Isn’t gratitude one of the greatest pick-me-ups? How many times has a dose of the doldrums been transformed into bubbling joy and calm, simply by thinking through and naming all the things for which you are grateful? Have you ever done it long enough to come to the end of your list?
But, slow learner that I am, I again made the mistake of thinking I didn’t have anything interesting to blog about last week and was too busy to listen… yet I had a post to be written all along. I had made a commitment (ooh, serious word!) to giving public thanks to God every month, for His faithfulness in hearing and responding to my prayers, with His Father heart of love. I am so excited, on a daily basis, as I acknowledge petitions that are answered, issues resolved, miracles happening… as I witness God happening in my life and in the lives of those around me… but, come the end of the month, I think – “I’ve nothing to write about!”
So here we are on 21st September and I’ve still not given public thanks and praise for all God’s visible goodness and intervention throughout August. But I will do so now, with repentance again for my warped priorities! Meanwhile God is so faithful, that my notebook for September continues to show countless blessings!
august definition: 1. having great importance and especially of the highest social class.
So, August praises to God is a fitting title, in all respects!
I give thanks:
That the chairs went back into rows in church, after 18 months of restrictions,
That C got more than enough distinctions and merits from his access course and a good grade for his GCSE maths, and was offered a place in university.

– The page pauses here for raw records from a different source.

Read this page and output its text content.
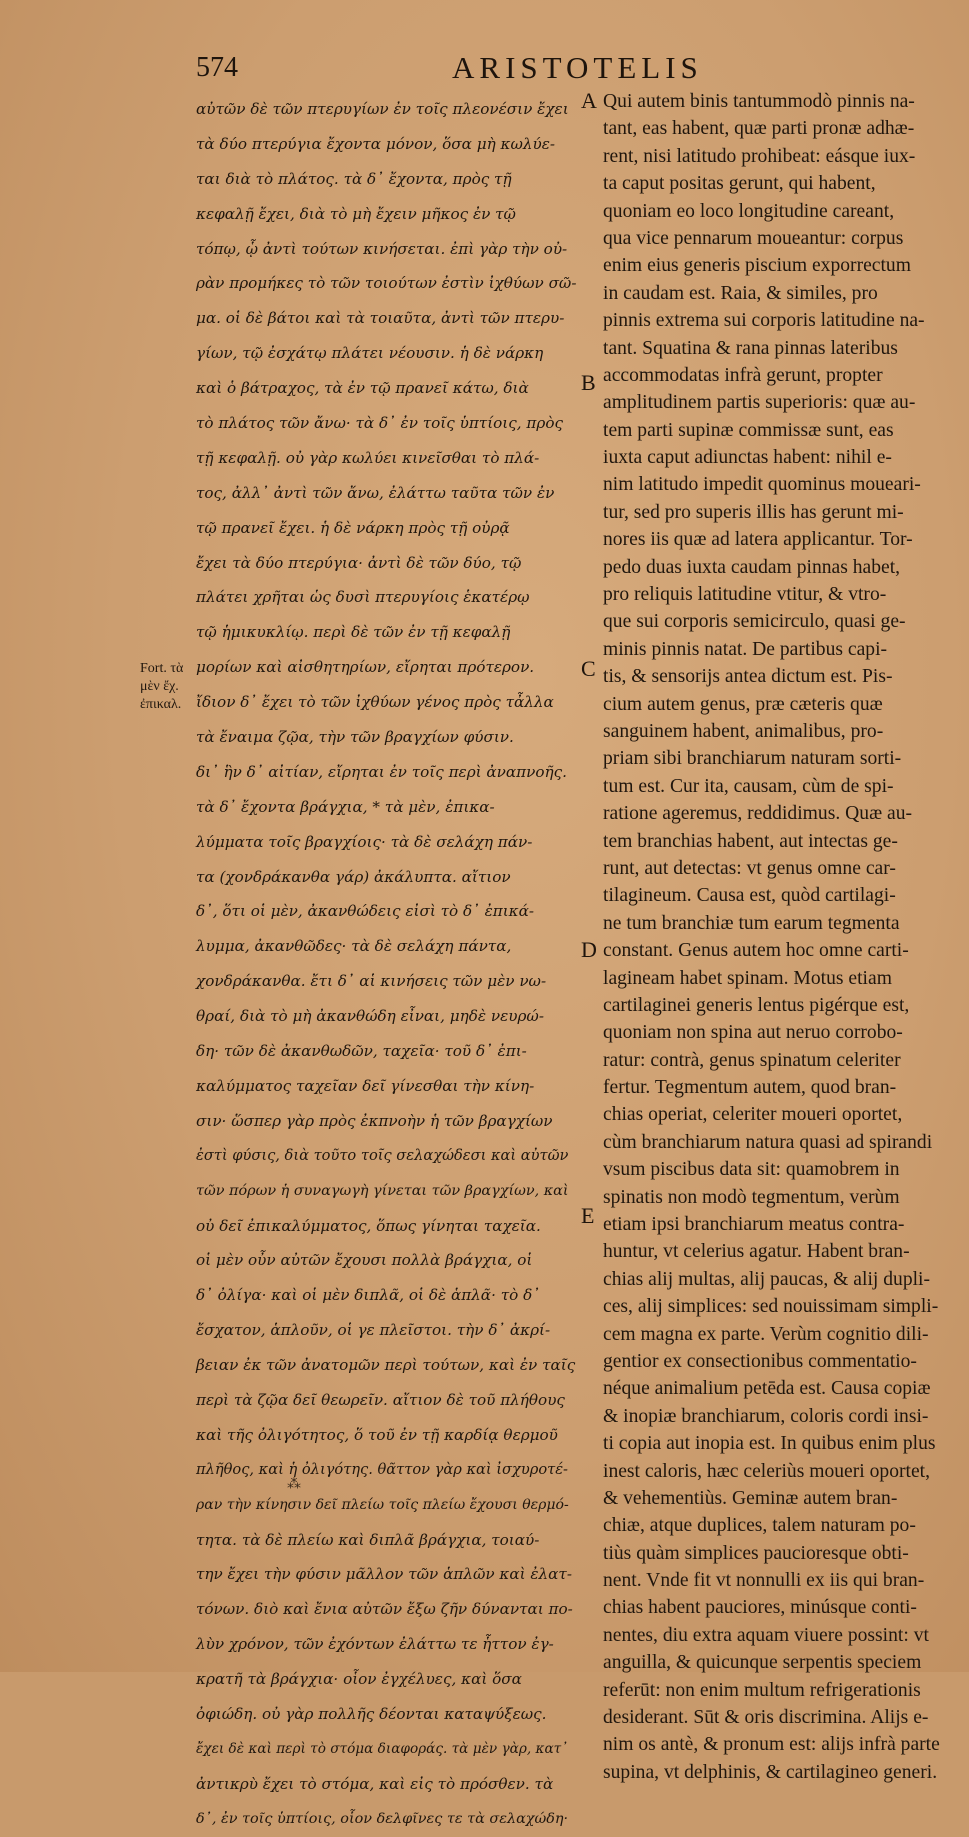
574
	ARISTOTELIS
A
B
C
D
E
Fort. τὰ
μὲν ἔχ.
ἐπικαλ.
αὐτῶν δὲ τῶν πτερυγίων ἐν τοῖς πλεονέσιν ἔχει
τὰ δύο πτερύγια ἔχοντα μόνον, ὅσα μὴ κωλύε-
ται διὰ τὸ πλάτος. τὰ δ᾽ ἔχοντα, πρὸς τῇ
κεφαλῇ ἔχει, διὰ τὸ μὴ ἔχειν μῆκος ἐν τῷ
τόπῳ, ᾧ ἀντὶ τούτων κινήσεται. ἐπὶ γὰρ τὴν οὐ-
ρὰν προμήκες τὸ τῶν τοιούτων ἐστὶν ἰχθύων σῶ-
μα. οἱ δὲ βάτοι καὶ τὰ τοιαῦτα, ἀντὶ τῶν πτερυ-
γίων, τῷ ἐσχάτῳ πλάτει νέουσιν. ἡ δὲ νάρκη
καὶ ὁ βάτραχος, τὰ ἐν τῷ πρανεῖ κάτω, διὰ
τὸ πλάτος τῶν ἄνω· τὰ δ᾽ ἐν τοῖς ὑπτίοις, πρὸς
τῇ κεφαλῇ. οὐ γὰρ κωλύει κινεῖσθαι τὸ πλά-
τος, ἀλλ᾽ ἀντὶ τῶν ἄνω, ἐλάττω ταῦτα τῶν ἐν
τῷ πρανεῖ ἔχει. ἡ δὲ νάρκη πρὸς τῇ οὐρᾷ
ἔχει τὰ δύο πτερύγια· ἀντὶ δὲ τῶν δύο, τῷ
πλάτει χρῆται ὡς δυσὶ πτερυγίοις ἑκατέρῳ
τῷ ἡμικυκλίῳ. περὶ δὲ τῶν ἐν τῇ κεφαλῇ
μορίων καὶ αἰσθητηρίων, εἴρηται πρότερον.
ἴδιον δ᾽ ἔχει τὸ τῶν ἰχθύων γένος πρὸς τἆλλα
τὰ ἔναιμα ζῷα, τὴν τῶν βραγχίων φύσιν.
δι᾽ ἣν δ᾽ αἰτίαν, εἴρηται ἐν τοῖς περὶ ἀναπνοῆς.
τὰ δ᾽ ἔχοντα βράγχια, * τὰ μὲν, ἐπικα-
λύμματα τοῖς βραγχίοις· τὰ δὲ σελάχη πάν-
τα (χονδράκανθα γάρ) ἀκάλυπτα. αἴτιον
δ᾽, ὅτι οἱ μὲν, ἀκανθώδεις εἰσὶ τὸ δ᾽ ἐπικά-
λυμμα, ἀκανθῶδες· τὰ δὲ σελάχη πάντα,
χονδράκανθα. ἔτι δ᾽ αἱ κινήσεις τῶν μὲν νω-
θραί, διὰ τὸ μὴ ἀκανθώδη εἶναι, μηδὲ νευρώ-
δη· τῶν δὲ ἀκανθωδῶν, ταχεῖα· τοῦ δ᾽ ἐπι-
καλύμματος ταχεῖαν δεῖ γίνεσθαι τὴν κίνη-
σιν· ὥσπερ γὰρ πρὸς ἐκπνοὴν ἡ τῶν βραγχίων
ἐστὶ φύσις, διὰ τοῦτο τοῖς σελαχώδεσι καὶ αὐτῶν
τῶν πόρων ἡ συναγωγὴ γίνεται τῶν βραγχίων, καὶ
οὐ δεῖ ἐπικαλύμματος, ὅπως γίνηται ταχεῖα.
οἱ μὲν οὖν αὐτῶν ἔχουσι πολλὰ βράγχια, οἱ
δ᾽ ὀλίγα· καὶ οἱ μὲν διπλᾶ, οἱ δὲ ἁπλᾶ· τὸ δ᾽
ἔσχατον, ἁπλοῦν, οἱ γε πλεῖστοι. τὴν δ᾽ ἀκρί-
βειαν ἐκ τῶν ἀνατομῶν περὶ τούτων, καὶ ἐν ταῖς
περὶ τὰ ζῷα δεῖ θεωρεῖν. αἴτιον δὲ τοῦ πλήθους
καὶ τῆς ὀλιγότητος, ὅ τοῦ ἐν τῇ καρδίᾳ θερμοῦ
πλῆθος, καὶ ἡ ὀλιγότης. θᾶττον γὰρ καὶ ἰσχυροτέ-
ραν τὴν κίνησιν δεῖ πλείω τοῖς πλείω ἔχουσι θερμό-
τητα. τὰ δὲ πλείω καὶ διπλᾶ βράγχια, τοιαύ-
την ἔχει τὴν φύσιν μᾶλλον τῶν ἁπλῶν καὶ ἐλατ-
τόνων. διὸ καὶ ἔνια αὐτῶν ἔξω ζῆν δύνανται πο-
λὺν χρόνον, τῶν ἐχόντων ἐλάττω τε ἧττον ἐγ-
κρατῆ τὰ βράγχια· οἷον ἐγχέλυες, καὶ ὅσα
ὀφιώδη. οὐ γὰρ πολλῆς δέονται καταψύξεως.
ἔχει δὲ καὶ περὶ τὸ στόμα διαφοράς. τὰ μὲν γὰρ, κατ᾽
ἀντικρὺ ἔχει τὸ στόμα, καὶ εἰς τὸ πρόσθεν. τὰ
δ᾽, ἐν τοῖς ὑπτίοις, οἷον δελφῖνες τε τὰ σελαχώδη·
Qui autem binis tantummodò pinnis na-
tant, eas habent, quæ parti pronæ adhæ-
rent, nisi latitudo prohibeat: eásque iux-
ta caput positas gerunt, qui habent,
quoniam eo loco longitudine careant,
qua vice pennarum moueantur: corpus
enim eius generis piscium exporrectum
in caudam est. Raia, & similes, pro
pinnis extrema sui corporis latitudine na-
tant. Squatina & rana pinnas lateribus
accommodatas infrà gerunt, propter
amplitudinem partis superioris: quæ au-
tem parti supinæ commissæ sunt, eas
iuxta caput adiunctas habent: nihil e-
nim latitudo impedit quominus moueari-
tur, sed pro superis illis has gerunt mi-
nores iis quæ ad latera applicantur. Tor-
pedo duas iuxta caudam pinnas habet,
pro reliquis latitudine vtitur, & vtro-
que sui corporis semicirculo, quasi ge-
minis pinnis natat. De partibus capi-
tis, & sensorijs antea dictum est. Pis-
cium autem genus, præ cæteris quæ
sanguinem habent, animalibus, pro-
priam sibi branchiarum naturam sorti-
tum est. Cur ita, causam, cùm de spi-
ratione ageremus, reddidimus. Quæ au-
tem branchias habent, aut intectas ge-
runt, aut detectas: vt genus omne car-
tilagineum. Causa est, quòd cartilagi-
ne tum branchiæ tum earum tegmenta
constant. Genus autem hoc omne carti-
lagineam habet spinam. Motus etiam
cartilaginei generis lentus pigérque est,
quoniam non spina aut neruo corrobo-
ratur: contrà, genus spinatum celeriter
fertur. Tegmentum autem, quod bran-
chias operiat, celeriter moueri oportet,
cùm branchiarum natura quasi ad spirandi
vsum piscibus data sit: quamobrem in
spinatis non modò tegmentum, verùm
etiam ipsi branchiarum meatus contra-
huntur, vt celerius agatur. Habent bran-
chias alij multas, alij paucas, & alij dupli-
ces, alij simplices: sed nouissimam simpli-
cem magna ex parte. Verùm cognitio dili-
gentior ex consectionibus commentatio-
néque animalium petēda est. Causa copiæ
& inopiæ branchiarum, coloris cordi insi-
ti copia aut inopia est. In quibus enim plus
inest caloris, hæc celeriùs moueri oportet,
& vehementiùs. Geminæ autem bran-
chiæ, atque duplices, talem naturam po-
tiùs quàm simplices paucioresque obti-
nent. Vnde fit vt nonnulli ex iis qui bran-
chias habent pauciores, minúsque conti-
nentes, diu extra aquam viuere possint: vt
anguilla, & quicunque serpentis speciem
referūt: non enim multum refrigerationis
desiderant. Sūt & oris discrimina. Alijs e-
nim os antè, & pronum est: alijs infrà parte
supina, vt delphinis, & cartilagineo generi.
⁂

That my videos, recordings and writings continued successfully and the fourth edit of the book finally complete and is off for feedback.
That August holiday lunch-club was successful and many local families blessed with food.
That S and I had a very productive week of DIY in the house, related well, and managed to visit old friends.
That J and V got the council house they were looking for.
That I was able to receive the medical advice needed and tests all clear.
That You healed my right foot.
That I was able to help S to edit her paper enough to finally submit it.
That I was able to have a weekend away with old friends and all went smoothly and well.
That D and R back together, so child-care issues resolved.
That B’s tests and urgent flight tickets all resolved smoothly.
That I’ve been honoured to host a home-group for the new prayer course.
That S’s travel plans worked well and was released from the quarantine and able to visit all the people planned for.
That D’s cancer has gone and she is well.
That the tribunal hearing has been postponed until a more suitable time and venue.
That I was able to spend more time than usual with my beloved grandchildren this month.
Lord, there were 3 disappointments this month – 2 people for whom I had prayed, but who died. I don’t understand why, but I trust You. I trust You to know the bigger picture and continue to entrust all the bereaved into Your loving arms.
Not all of my prayer is petition and intercession (asking for intervention and favour for self and others) but many areas of growth and life are just too difficult to define in words and to quantify or qualify. Praise and gratitude are a large part of my relationship with my Lord and Creator.
I am most grateful that I can come with confidence into the presence of God and that He not only knows me better than I know myself, but that God loves me despite knowing the areas I hide even from myself. In other words, I am most grateful for the relationship with God and the fact that I really can bring all burdens, concerns, questions, celebrations and everything – even disappointments and laments – to a loving God, who listens, comforts and lights those burdens and pains with a peace beyond expectation and a joy that seems extravagant!
You are so loved! Always pause to give thanks for that!